Pfc. Kiswindsida Ouedraogo, 3rd Expeditionary Sustainment Command, places a pallet of concertina wire onto the bed of a truck using a forklift near the Arizona-Mexico border on Dec. 1, 2018. Installing concertina wire on barriers along the southern border has been a primary duty of active troops. The Pentagon said an additional 160 miles of concertina wire will be put up in Arizona and California. (Second Lt. Corey Maisch/U.S. Army)

WASHINGTON — Active military forces will remain at the U.S.-Mexico border at least through September under new orders approved by the Pentagon.

Acting Defense Secretary Patrick Shanahan agreed late Monday to the latest request by the Department of Homeland Security for the active force to remain in support of its efforts along the border.
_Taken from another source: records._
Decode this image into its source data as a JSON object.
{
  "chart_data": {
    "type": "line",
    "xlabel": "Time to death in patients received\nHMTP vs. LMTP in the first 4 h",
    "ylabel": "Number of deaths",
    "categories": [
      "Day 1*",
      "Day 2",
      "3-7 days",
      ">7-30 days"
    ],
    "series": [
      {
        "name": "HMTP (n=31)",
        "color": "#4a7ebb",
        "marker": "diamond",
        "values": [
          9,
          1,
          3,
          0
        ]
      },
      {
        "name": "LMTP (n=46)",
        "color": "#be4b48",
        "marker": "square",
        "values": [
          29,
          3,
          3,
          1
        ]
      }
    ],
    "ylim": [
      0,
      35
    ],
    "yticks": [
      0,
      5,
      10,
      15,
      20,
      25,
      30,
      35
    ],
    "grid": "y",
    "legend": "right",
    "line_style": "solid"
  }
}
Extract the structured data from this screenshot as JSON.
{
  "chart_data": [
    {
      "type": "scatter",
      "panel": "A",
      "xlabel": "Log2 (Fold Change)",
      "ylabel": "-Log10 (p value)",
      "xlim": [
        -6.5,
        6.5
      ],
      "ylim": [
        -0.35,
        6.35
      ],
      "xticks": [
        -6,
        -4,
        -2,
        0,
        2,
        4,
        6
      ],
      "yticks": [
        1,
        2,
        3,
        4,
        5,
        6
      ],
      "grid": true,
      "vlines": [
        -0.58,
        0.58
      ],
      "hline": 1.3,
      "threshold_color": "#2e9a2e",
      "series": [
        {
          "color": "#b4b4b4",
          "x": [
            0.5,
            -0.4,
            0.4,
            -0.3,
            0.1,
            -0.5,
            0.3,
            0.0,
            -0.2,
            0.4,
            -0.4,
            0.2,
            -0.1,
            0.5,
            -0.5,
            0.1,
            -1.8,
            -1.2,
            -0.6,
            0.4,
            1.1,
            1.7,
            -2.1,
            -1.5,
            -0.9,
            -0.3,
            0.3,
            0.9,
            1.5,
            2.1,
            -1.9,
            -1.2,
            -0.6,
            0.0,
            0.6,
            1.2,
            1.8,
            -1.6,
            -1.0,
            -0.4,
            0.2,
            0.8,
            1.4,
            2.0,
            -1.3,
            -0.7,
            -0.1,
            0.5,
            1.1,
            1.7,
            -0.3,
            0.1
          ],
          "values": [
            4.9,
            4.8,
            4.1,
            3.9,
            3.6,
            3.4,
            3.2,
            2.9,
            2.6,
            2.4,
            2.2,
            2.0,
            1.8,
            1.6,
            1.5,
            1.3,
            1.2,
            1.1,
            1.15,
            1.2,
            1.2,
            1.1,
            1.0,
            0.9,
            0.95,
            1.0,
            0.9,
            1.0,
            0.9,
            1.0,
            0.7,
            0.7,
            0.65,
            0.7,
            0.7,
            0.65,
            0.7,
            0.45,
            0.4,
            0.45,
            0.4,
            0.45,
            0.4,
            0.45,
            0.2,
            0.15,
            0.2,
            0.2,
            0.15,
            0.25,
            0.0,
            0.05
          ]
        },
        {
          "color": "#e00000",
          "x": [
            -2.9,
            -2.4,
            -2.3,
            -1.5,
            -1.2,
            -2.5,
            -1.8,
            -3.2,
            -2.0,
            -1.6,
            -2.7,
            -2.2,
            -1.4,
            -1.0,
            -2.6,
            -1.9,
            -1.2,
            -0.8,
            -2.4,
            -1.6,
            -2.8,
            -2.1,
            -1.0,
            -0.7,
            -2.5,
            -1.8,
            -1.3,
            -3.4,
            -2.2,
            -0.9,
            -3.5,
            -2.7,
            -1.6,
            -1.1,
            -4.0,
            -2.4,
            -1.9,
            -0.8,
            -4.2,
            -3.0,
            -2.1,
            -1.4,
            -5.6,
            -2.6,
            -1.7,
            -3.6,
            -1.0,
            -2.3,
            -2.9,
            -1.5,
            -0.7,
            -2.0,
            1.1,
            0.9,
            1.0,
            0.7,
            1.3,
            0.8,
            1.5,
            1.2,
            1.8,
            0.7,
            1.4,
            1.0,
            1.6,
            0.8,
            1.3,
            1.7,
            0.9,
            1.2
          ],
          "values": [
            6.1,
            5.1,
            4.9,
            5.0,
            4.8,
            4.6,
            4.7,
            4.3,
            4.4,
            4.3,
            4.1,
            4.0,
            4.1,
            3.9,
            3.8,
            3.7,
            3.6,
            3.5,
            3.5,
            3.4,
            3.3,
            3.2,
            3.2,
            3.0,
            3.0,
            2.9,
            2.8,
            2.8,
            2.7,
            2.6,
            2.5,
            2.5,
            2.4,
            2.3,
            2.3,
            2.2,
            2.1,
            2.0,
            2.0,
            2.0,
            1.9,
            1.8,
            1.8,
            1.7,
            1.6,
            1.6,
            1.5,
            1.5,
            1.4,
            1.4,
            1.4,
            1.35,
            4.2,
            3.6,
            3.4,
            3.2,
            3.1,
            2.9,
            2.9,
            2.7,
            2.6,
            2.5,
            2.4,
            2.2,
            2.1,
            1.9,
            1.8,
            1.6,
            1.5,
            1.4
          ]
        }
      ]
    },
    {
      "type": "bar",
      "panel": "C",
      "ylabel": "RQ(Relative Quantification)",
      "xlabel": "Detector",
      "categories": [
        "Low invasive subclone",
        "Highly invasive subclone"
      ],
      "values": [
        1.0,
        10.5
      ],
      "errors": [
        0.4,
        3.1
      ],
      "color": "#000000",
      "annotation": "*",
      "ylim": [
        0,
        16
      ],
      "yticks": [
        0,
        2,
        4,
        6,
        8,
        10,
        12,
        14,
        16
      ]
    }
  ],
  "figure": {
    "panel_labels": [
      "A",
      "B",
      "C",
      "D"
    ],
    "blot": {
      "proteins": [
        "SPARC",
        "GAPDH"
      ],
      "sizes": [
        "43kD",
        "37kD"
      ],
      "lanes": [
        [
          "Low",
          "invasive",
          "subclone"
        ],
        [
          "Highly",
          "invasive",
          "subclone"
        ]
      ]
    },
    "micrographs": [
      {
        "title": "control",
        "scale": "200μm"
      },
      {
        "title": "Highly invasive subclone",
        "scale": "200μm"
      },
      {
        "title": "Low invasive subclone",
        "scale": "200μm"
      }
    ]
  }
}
The extended deployment will mean that — unless orders are adjusted — active forces will be in support of DHS for almost a year.

“In response to the December 27, 2018 request from the Department of Homeland Security (DHS), Acting Secretary of Defense Pat Shanahan approved Department of Defense assistance to DHS through Sept. 30, 2019,” a Pentagon statement to reporters said. “DoD is transitioning its support at the southwestern border from hardening ports of entry to mobile surveillance and detection, as well as concertina wire emplacement between ports of entry. DoD will continue to provide aviation support.”

Atop the list of duties: Install an additional 160 miles of concertina wire in Arizona and California, Pentagon officials said.

When the latest request was made, Pentagon officials said on background that they would base their decision on capability needs and not the number of forces sought.

The original deployment of active troops, called “Operation Faithful Patriot” before the November 2018 election, was to end in mid-December 2018. That deadline was extended to Jan. 30, 2019.

Roughly 2,350 active-duty troops are assisting DHS, down from a maximum of 5,900. There are also about 2,200 National Guard troops helping DHS under “Operation Guardian Support;” that deployment started in April 2018.

CNN reported that the cost of deploying active troops to the border is projected to be $132 million by the end of January. It also reported the cost of National Guard troops at the border is estimated to cost $308 million by Sept. 30. Pentagon officials remain poised to act should President Donald Trump declare a national emergency and order the Defense Department to build a wall along the border.